Highest correlation with our S1 : Signature- S18,0.761870210035029
Highest correlation with our S2 : Signature- S18,0.895449441547398
Highest correlation with our S3 : Signature- S18,0.8176733925205
Highest correlation with our S4 : Signature- S18,0.66299142221862
Highest correlation with our S5 : Signature- S1B, 0.613441745488655
Highest correlation with our S6 : Signature- S1B, 0.665963561771328
Highest correlation with our S7 : Signature- S5, 0.472316222871848
Example output of Correlation between 30 Somatic signatures.
Highest correlation with our S1 : Signature.30 0.250721518256121
Highest correlation with our S2 : Signature.8 0.230023105084011
Highest correlation with our S3 : Signature.8 0.256823544093413
Highest correlation with our S4 : Signature.25 0.331866927022225
Highest correlation with our S5 : Signature.27 0.353397110264527
Highest correlation with our S6 : Signature.28 0.255187187591234
Highest correlation with our S7 : Signature.25 0.312821309032734
Any idea why the output is different when using data(signature21) and data(signature30)
- Also, would using somatic spectrum motifMatrix values (sca_mm, from package example) to compare published signatures and spectrum of our individual samples make sense?
- On another note, when using functions plotObservedSpectrum, plotFittedSpectrum I get an error " n too large, allowed maximum for palette Set3 is 12”
- I think this is because the package is limited to 12 colours so i don't get an output with the remaining samples.
Do let me know if the above requires clarification.
Looking forward to your comments.
Kind regards,
John
"Briefly, we have ~80 samples under 4 conditions (groups) and have inferred 7 signatures for these for which we are trying to find out the specific signature per group."

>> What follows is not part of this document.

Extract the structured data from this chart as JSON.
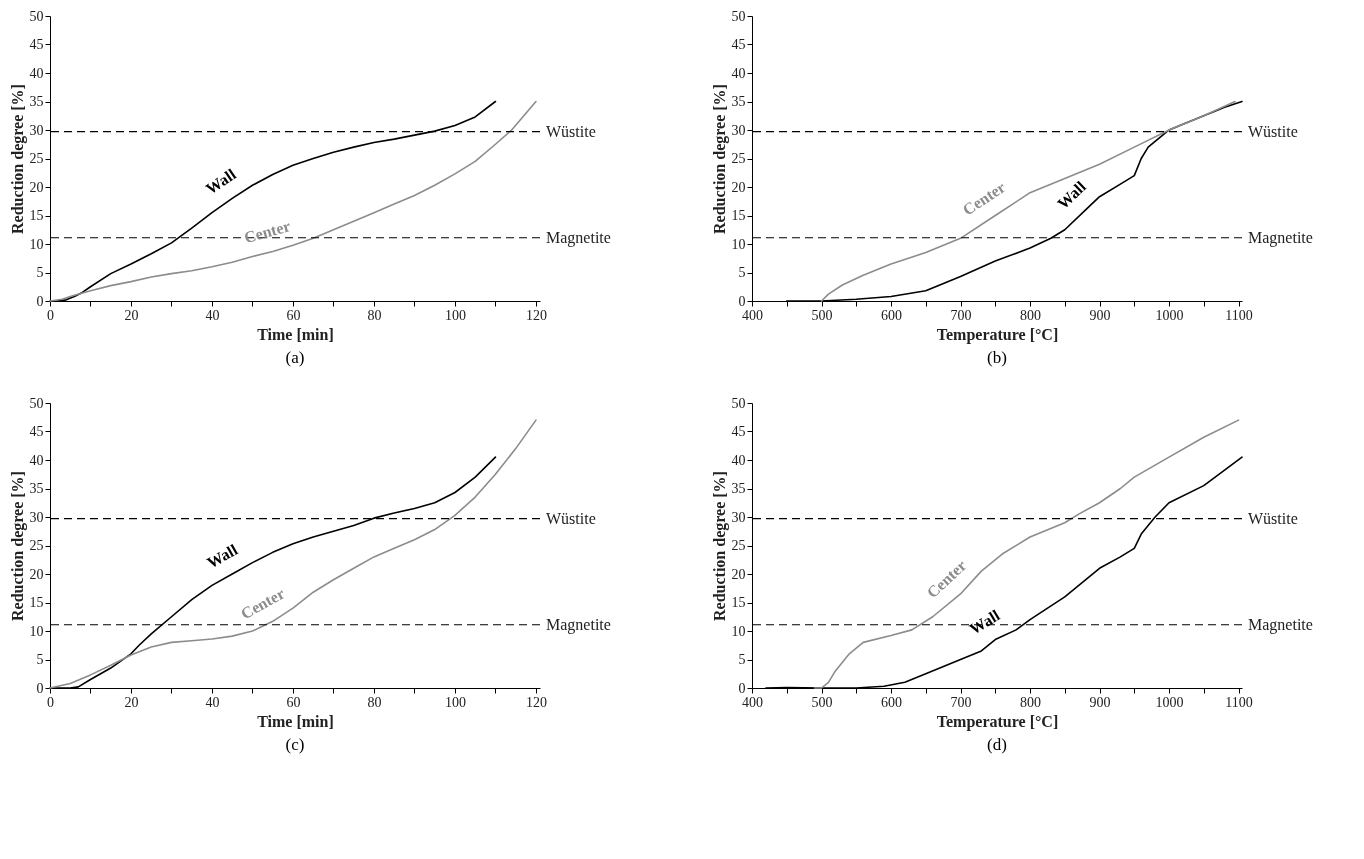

I'm not sure if I understand this correctly: If you have grouped your variant calls into 4 groups during the analysis, you can't estimate more than 4 signatures from this. Can you provide some more details on how you analysed the data?
"Seem that the correlation between data(signature21) and data(signature30) seem to be quite different although our results seem to concur with data(signature21) more. It seems like S18 from data(signature21) is more correlated with Signature8 or Signature3 from data(signature30). Could the names of signatures have changed in the latest update?

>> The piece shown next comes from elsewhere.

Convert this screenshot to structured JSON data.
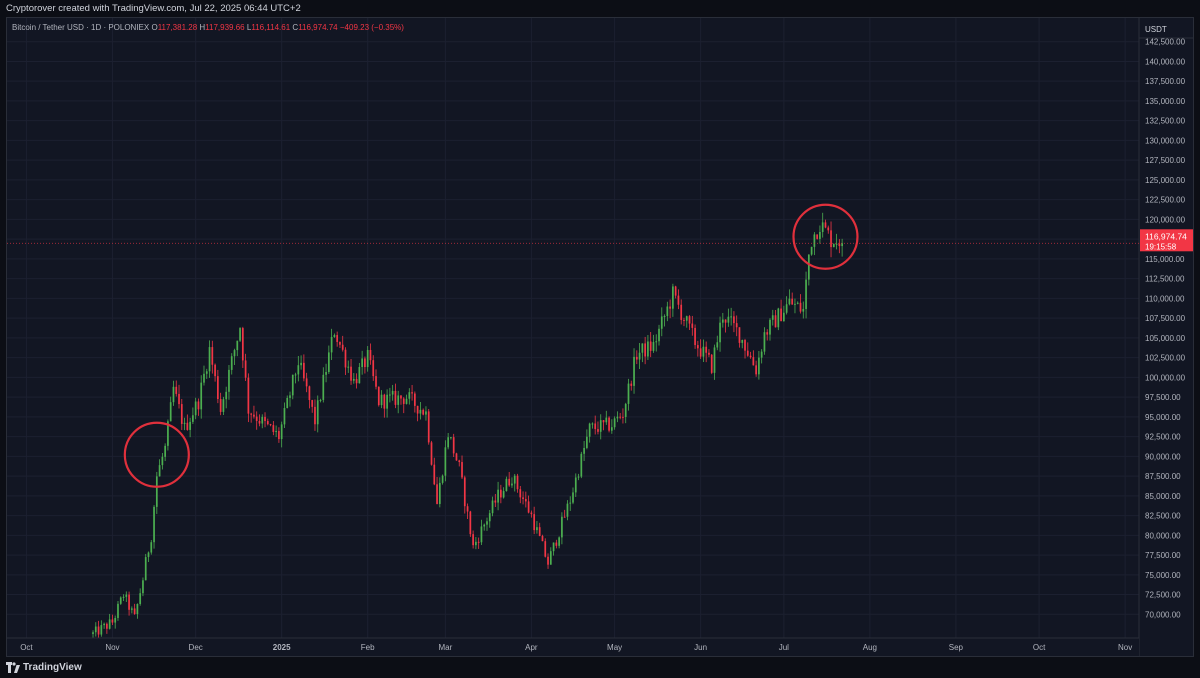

Not sure what I understand by S1A,S1B,SR1,SR2,SR3,SU1,SU2 from data(signature21) and what they correspond to in the updated version."
The data in signatures21 has been taken from the Alexandrov, 2013 publication on mutational signatures (see the help of signatures21 for the full details). The 30 signatures published by the Sanger/COSMIC (which you have imported) may follow a different naming scheme. There is likely no direct 1:1 mapping of signatures between the two data sets. I would suggest to contact the COSMIC helpdesk and they should be able to give you more details on how they created the mutational signature catalog.
The names in signatures21 come directly from the Alexandrov, 2013 publication - please have a look the the paper and especially the supplement for more details about S1A,S1B,SR1,SR2,SR3,SU1,SU2.
If I understood your approach correctly, the different correlations with the signatures from the two published data sets due to reasons outlined in my second comment. You may get a better overview by plotting your estimated signatures and the signatures of both data sets - this is often more informative than just looking at the correlation coefficient alone.
"On another note, when using functions plotObservedSpectrum, plotFittedSpectrum I get an error " n too large, allowed maximum for palette Set3 is 12”. I think this is because the package is limited to 12 colours so i don't get an output with the remaining samples."
The default colour palette defined 12 colours (it is fairly hard to find a colour palette with many easily distinguishable colours). You can change the colour palette and choose another one if you have more than 12 signatures to show - you can have a look at the section 4.5.1 "Customization: Changing Plot Properties" in the vignette for an example.